Vennero tutti, e sfilavano davanti a lei. Ma certo la Principessa non s’accontentava d’uno qualsiasi. Che la ricchezza non le interessasse lo si sapeva, tuttavia molti avevano saggezza, conoscenza, esperienza, e su queste riponevano la propria fiducia. La Principessa però non era convinta.
C’era anche un giovane, che era innamorato della Principessa, ma non aveva nulla da donarle e perciò non osava farsi avanti e soffriva, seguendo il presentarsi dell’uno e dell’altro ospite, col continuo timore che un sorriso della Principessa desse il segno d’una scelta compiuta. Ma finora la Principessa tale segno non aveva dato. E ogni volta che mancava di darlo, il giovane sospirava di sollievo.
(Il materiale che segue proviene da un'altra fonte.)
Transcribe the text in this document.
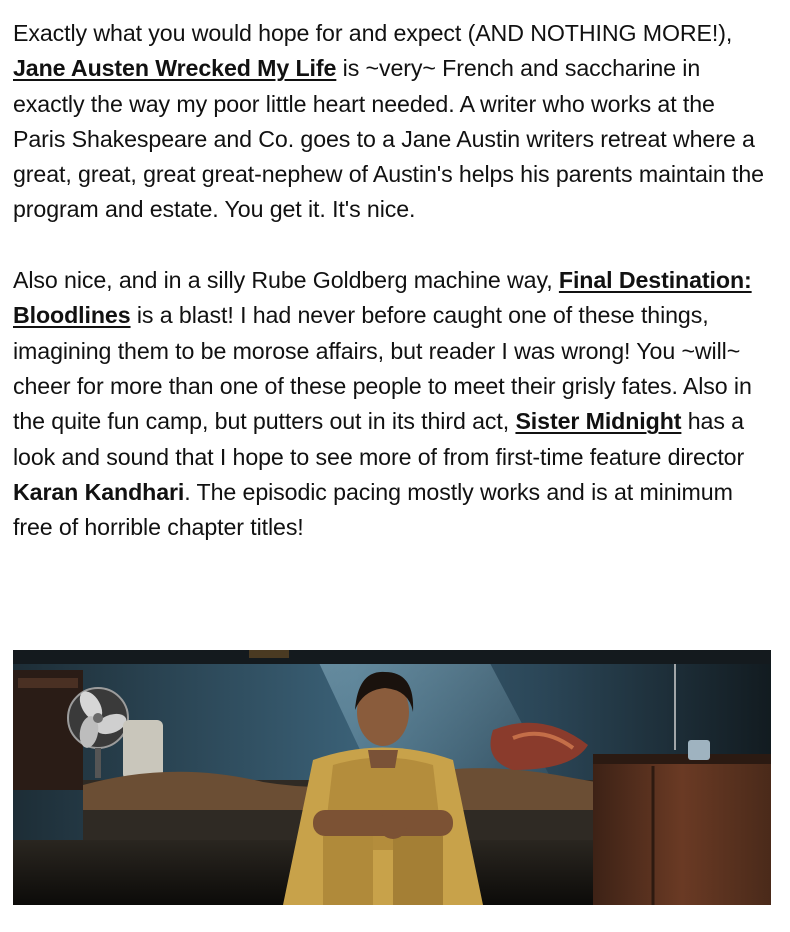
Exactly what you would hope for and expect (AND NOTHING MORE!), Jane Austen Wrecked My Life is ~very~ French and saccharine in exactly the way my poor little heart needed. A writer who works at the Paris Shakespeare and Co. goes to a Jane Austin writers retreat where a great, great, great great-nephew of Austin's helps his parents maintain the program and estate. You get it. It's nice.

Also nice, and in a silly Rube Goldberg machine way, Final Destination: Bloodlines is a blast! I had never before caught one of these things, imagining them to be morose affairs, but reader I was wrong! You ~will~ cheer for more than one of these people to meet their grisly fates. Also in the quite fun camp, but putters out in its third act, Sister Midnight has a look and sound that I hope to see more of from first-time feature director Karan Kandhari. The episodic pacing mostly works and is at minimum free of horrible chapter titles!
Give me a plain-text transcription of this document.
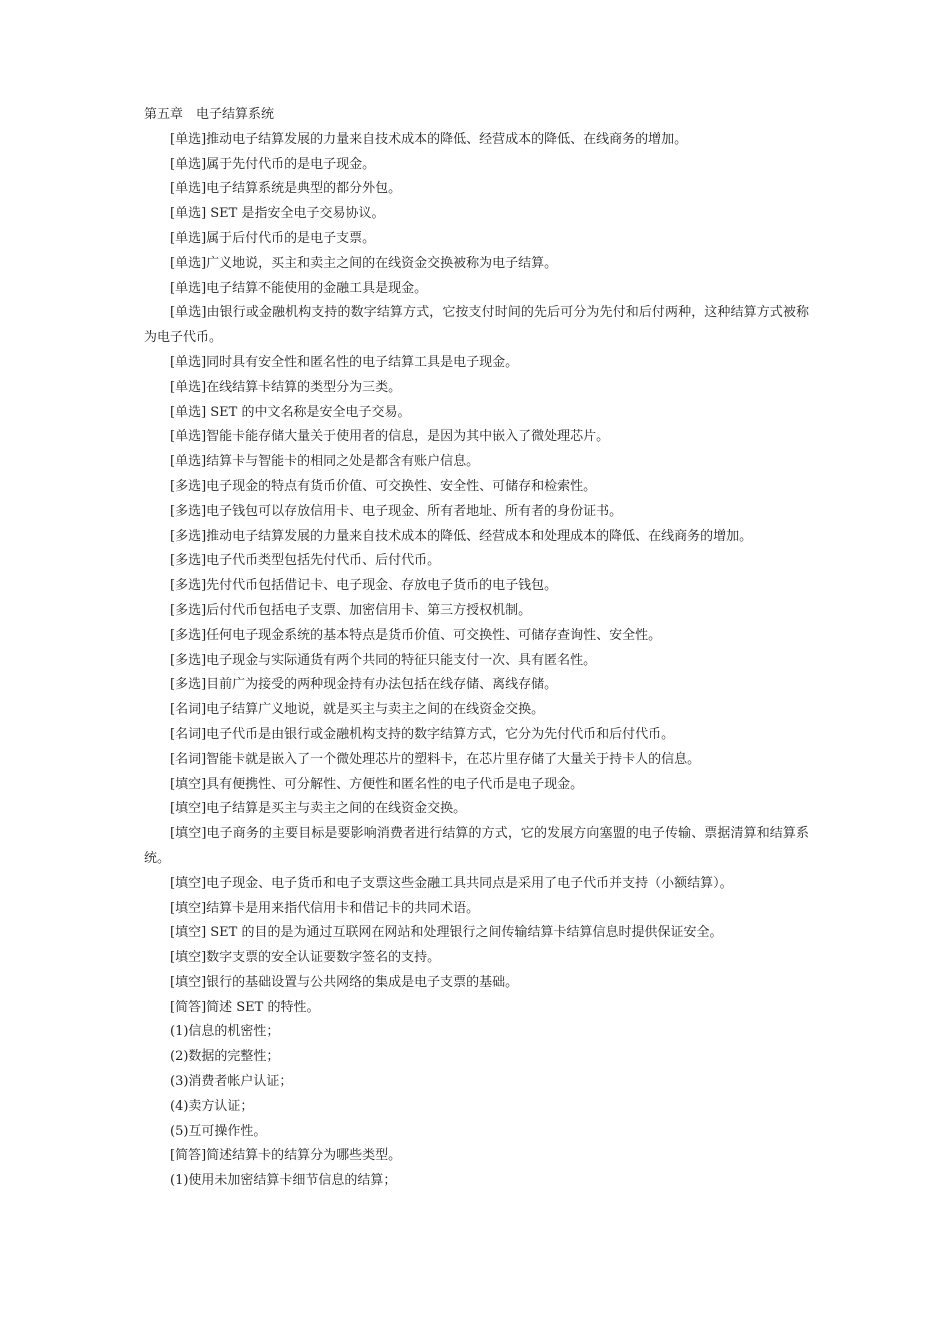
第五章　电子结算系统

[单选]推动电子结算发展的力量来自技术成本的降低、经营成本的降低、在线商务的增加。

[单选]属于先付代币的是电子现金。

[单选]电子结算系统是典型的都分外包。

[单选] SET 是指安全电子交易协议。

[单选]属于后付代币的是电子支票。

[单选]广义地说，买主和卖主之间的在线资金交换被称为电子结算。

[单选]电子结算不能使用的金融工具是现金。

[单选]由银行或金融机构支持的数字结算方式，它按支付时间的先后可分为先付和后付两种，这种结算方式被称为电子代币。

[单选]同时具有安全性和匿名性的电子结算工具是电子现金。

[单选]在线结算卡结算的类型分为三类。

[单选] SET 的中文名称是安全电子交易。

[单选]智能卡能存储大量关于使用者的信息，是因为其中嵌入了微处理芯片。

[单选]结算卡与智能卡的相同之处是都含有账户信息。

[多选]电子现金的特点有货币价值、可交换性、安全性、可储存和检索性。

[多选]电子钱包可以存放信用卡、电子现金、所有者地址、所有者的身份证书。

[多选]推动电子结算发展的力量来自技术成本的降低、经营成本和处理成本的降低、在线商务的增加。

[多选]电子代币类型包括先付代币、后付代币。

[多选]先付代币包括借记卡、电子现金、存放电子货币的电子钱包。

[多选]后付代币包括电子支票、加密信用卡、第三方授权机制。

[多选]任何电子现金系统的基本特点是货币价值、可交换性、可储存查询性、安全性。

[多选]电子现金与实际通货有两个共同的特征只能支付一次、具有匿名性。

[多选]目前广为接受的两种现金持有办法包括在线存储、离线存储。

[名词]电子结算广义地说，就是买主与卖主之间的在线资金交换。

[名词]电子代币是由银行或金融机构支持的数字结算方式，它分为先付代币和后付代币。

[名词]智能卡就是嵌入了一个微处理芯片的塑料卡，在芯片里存储了大量关于持卡人的信息。

[填空]具有便携性、可分解性、方便性和匿名性的电子代币是电子现金。

[填空]电子结算是买主与卖主之间的在线资金交换。

[填空]电子商务的主要目标是要影响消费者进行结算的方式，它的发展方向塞盟的电子传输、票据清算和结算系统。

[填空]电子现金、电子货币和电子支票这些金融工具共同点是采用了电子代币并支持（小额结算）。

[填空]结算卡是用来指代信用卡和借记卡的共同术语。

[填空] SET 的目的是为通过互联网在网站和处理银行之间传输结算卡结算信息时提供保证安全。

[填空]数字支票的安全认证要数字签名的支持。

[填空]银行的基础设置与公共网络的集成是电子支票的基础。

[简答]简述 SET 的特性。

(1)信息的机密性；

(2)数据的完整性；

(3)消费者帐户认证；

(4)卖方认证；

(5)互可操作性。

[简答]简述结算卡的结算分为哪些类型。

(1)使用未加密结算卡细节信息的结算；
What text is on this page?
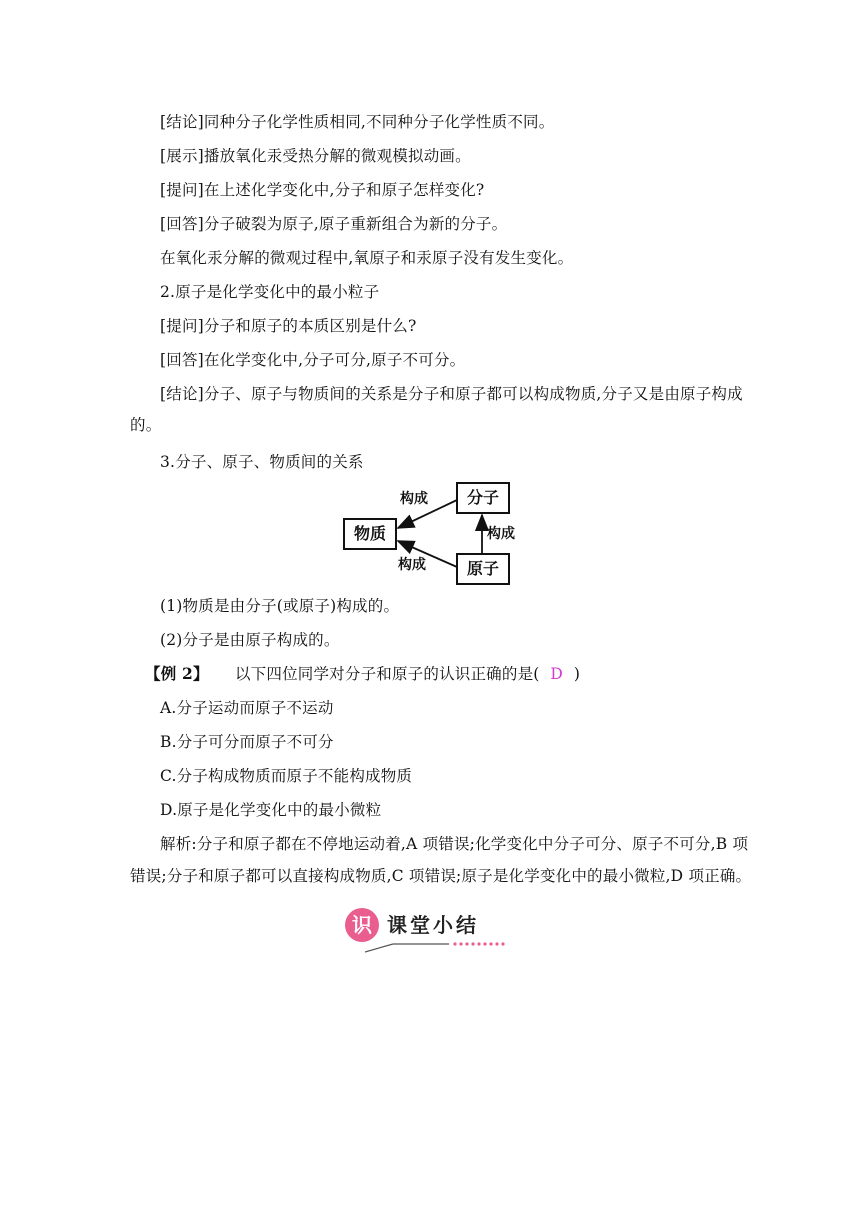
[结论]同种分子化学性质相同,不同种分子化学性质不同。
[展示]播放氧化汞受热分解的微观模拟动画。
[提问]在上述化学变化中,分子和原子怎样变化?
[回答]分子破裂为原子,原子重新组合为新的分子。
在氧化汞分解的微观过程中,氧原子和汞原子没有发生变化。
2.原子是化学变化中的最小粒子
[提问]分子和原子的本质区别是什么?
[回答]在化学变化中,分子可分,原子不可分。
[结论]分子、原子与物质间的关系是分子和原子都可以构成物质,分子又是由原子构成
的。
3.分子、原子、物质间的关系
物质
分子
原子
构成
构成
构成
(1)物质是由分子(或原子)构成的。
(2)分子是由原子构成的。
【例 2】 以下四位同学对分子和原子的认识正确的是( D )
A.分子运动而原子不运动
B.分子可分而原子不可分
C.分子构成物质而原子不能构成物质
D.原子是化学变化中的最小微粒
解析:分子和原子都在不停地运动着,A 项错误;化学变化中分子可分、原子不可分,B 项
错误;分子和原子都可以直接构成物质,C 项错误;原子是化学变化中的最小微粒,D 项正确。
识 课堂小结
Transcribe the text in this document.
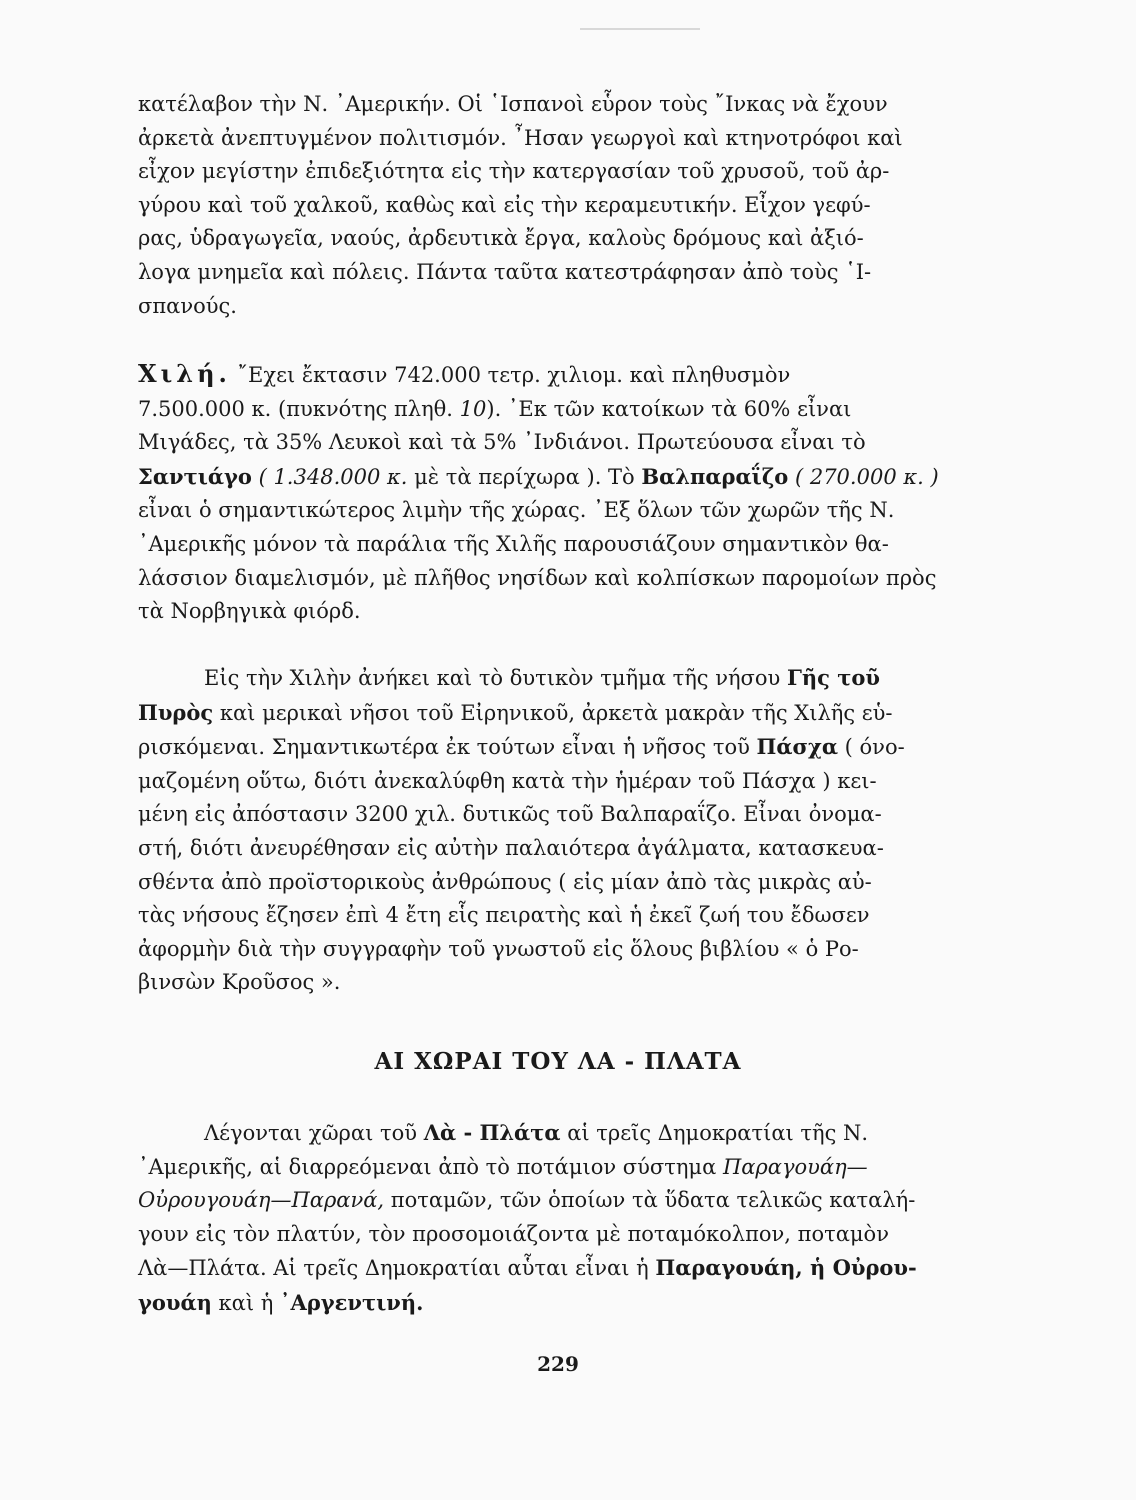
κατέλαβον τὴν Ν. ᾿Αμερικήν. Οἱ ῾Ισπανοὶ εὗρον τοὺς ῎Ινκας νὰ ἔχουν
ἀρκετὰ ἀνεπτυγμένον πολιτισμόν. ῏Ησαν γεωργοὶ καὶ κτηνοτρόφοι καὶ
εἶχον μεγίστην ἐπιδεξιότητα εἰς τὴν κατεργασίαν τοῦ χρυσοῦ, τοῦ ἀρ-
γύρου καὶ τοῦ χαλκοῦ, καθὼς καὶ εἰς τὴν κεραμευτικήν. Εἶχον γεφύ-
ρας, ὑδραγωγεῖα, ναούς, ἀρδευτικὰ ἔργα, καλοὺς δρόμους καὶ ἀξιό-
λογα μνημεῖα καὶ πόλεις. Πάντα ταῦτα κατεστράφησαν ἀπὸ τοὺς ῾Ι-
σπανούς.
Χιλή. ῎Εχει ἔκτασιν 742.000 τετρ. χιλιομ. καὶ πληθυσμὸν
7.500.000 κ. (πυκνότης πληθ. 10). ᾿Εκ τῶν κατοίκων τὰ 60% εἶναι
Μιγάδες, τὰ 35% Λευκοὶ καὶ τὰ 5% ᾿Ινδιάνοι. Πρωτεύουσα εἶναι τὸ
Σαντιάγο ( 1.348.000 κ. μὲ τὰ περίχωρα ). Τὸ Βαλπαραΐζο ( 270.000 κ. )
εἶναι ὁ σημαντικώτερος λιμὴν τῆς χώρας. ᾿Εξ ὅλων τῶν χωρῶν τῆς Ν.
᾿Αμερικῆς μόνον τὰ παράλια τῆς Χιλῆς παρουσιάζουν σημαντικὸν θα-
λάσσιον διαμελισμόν, μὲ πλῆθος νησίδων καὶ κολπίσκων παρομοίων πρὸς
τὰ Νορβηγικὰ φιόρδ.
Εἰς τὴν Χιλὴν ἀνήκει καὶ τὸ δυτικὸν τμῆμα τῆς νήσου Γῆς τοῦ
Πυρὸς καὶ μερικαὶ νῆσοι τοῦ Εἰρηνικοῦ, ἀρκετὰ μακρὰν τῆς Χιλῆς εὑ-
ρισκόμεναι. Σημαντικωτέρα ἐκ τούτων εἶναι ἡ νῆσος τοῦ Πάσχα ( όνο-
μαζομένη οὕτω, διότι ἀνεκαλύφθη κατὰ τὴν ἡμέραν τοῦ Πάσχα ) κει-
μένη εἰς ἀπόστασιν 3200 χιλ. δυτικῶς τοῦ Βαλπαραΐζο. Εἶναι ὀνομα-
στή, διότι ἀνευρέθησαν εἰς αὐτὴν παλαιότερα ἀγάλματα, κατασκευα-
σθέντα ἀπὸ προϊστορικοὺς ἀνθρώπους ( εἰς μίαν ἀπὸ τὰς μικρὰς αὐ-
τὰς νήσους ἔζησεν ἐπὶ 4 ἔτη εἷς πειρατὴς καὶ ἡ ἐκεῖ ζωή του ἔδωσεν
ἀφορμὴν διὰ τὴν συγγραφὴν τοῦ γνωστοῦ εἰς ὅλους βιβλίου « ὁ Ρο-
βινσὼν Κροῦσος ».
ΑΙ ΧΩΡΑΙ ΤΟΥ ΛΑ - ΠΛΑΤΑ
Λέγονται χῶραι τοῦ Λὰ - Πλάτα αἱ τρεῖς Δημοκρατίαι τῆς Ν.
᾿Αμερικῆς, αἱ διαρρεόμεναι ἀπὸ τὸ ποτάμιον σύστημα Παραγουάη—
Οὐρουγουάη—Παρανά, ποταμῶν, τῶν ὁποίων τὰ ὕδατα τελικῶς καταλή-
γουν εἰς τὸν πλατύν, τὸν προσομοιάζοντα μὲ ποταμόκολπον, ποταμὸν
Λὰ—Πλάτα. Αἱ τρεῖς Δημοκρατίαι αὗται εἶναι ἡ Παραγουάη, ἡ Οὐρου-
γουάη καὶ ἡ ᾿Αργεντινή.
229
Non è che si credesse migliore degli altri, pensando di meritare la Principessa più di loro; semplicemente ne era innamorato, e l’amore, si sa, non è particolarmente ragionevole.
Finite le presentazioni, tutto il popolo fu invitato a pranzare. Fu fatto entrare nelle molte sale del palazzo, vennero musici e danzatrici, furono imbandite innumerevoli portate e corsero fiumi di vino.
Fu così che molti pretendenti si eliminarono da sé, cedendo all’ubriachezza e ad uno smoderato piacere dei sensi. Tuttavia molti altri, più saggi e cauti, prevedendo che vi sarebbe stato un seguito che avrebbe richiesto la loro lucidità, mangiarono poco e non bevvero per nulla. Il giovane, come tutti gli innamorati, quasi non mangiò, ma bevve invece del vino per alleviare il proprio affanno.
Terminato il pranzo, coloro che erano ancora in sé vennero invitati nella sala del trono. Il giovane si trovò tra questi, ma lungi dal compiacersene, era anzi ancor più disperato, perché intorno a sé non vedeva altro che volti di saggi, figure di dotti, di esperti delle sapienze del mondo e dell’oltremondo, tutti perfettamente sobrii, ognuno con qualcosa di raro da donare, mentre lui era un po’ offuscato dal vino e non aveva proprio nulla.
La sala era vasta e spoglia, gli ospiti erano seduti intorno ad un enorme tavolo, su cui era disposto un vaso colmo di rose bianche e null’altro.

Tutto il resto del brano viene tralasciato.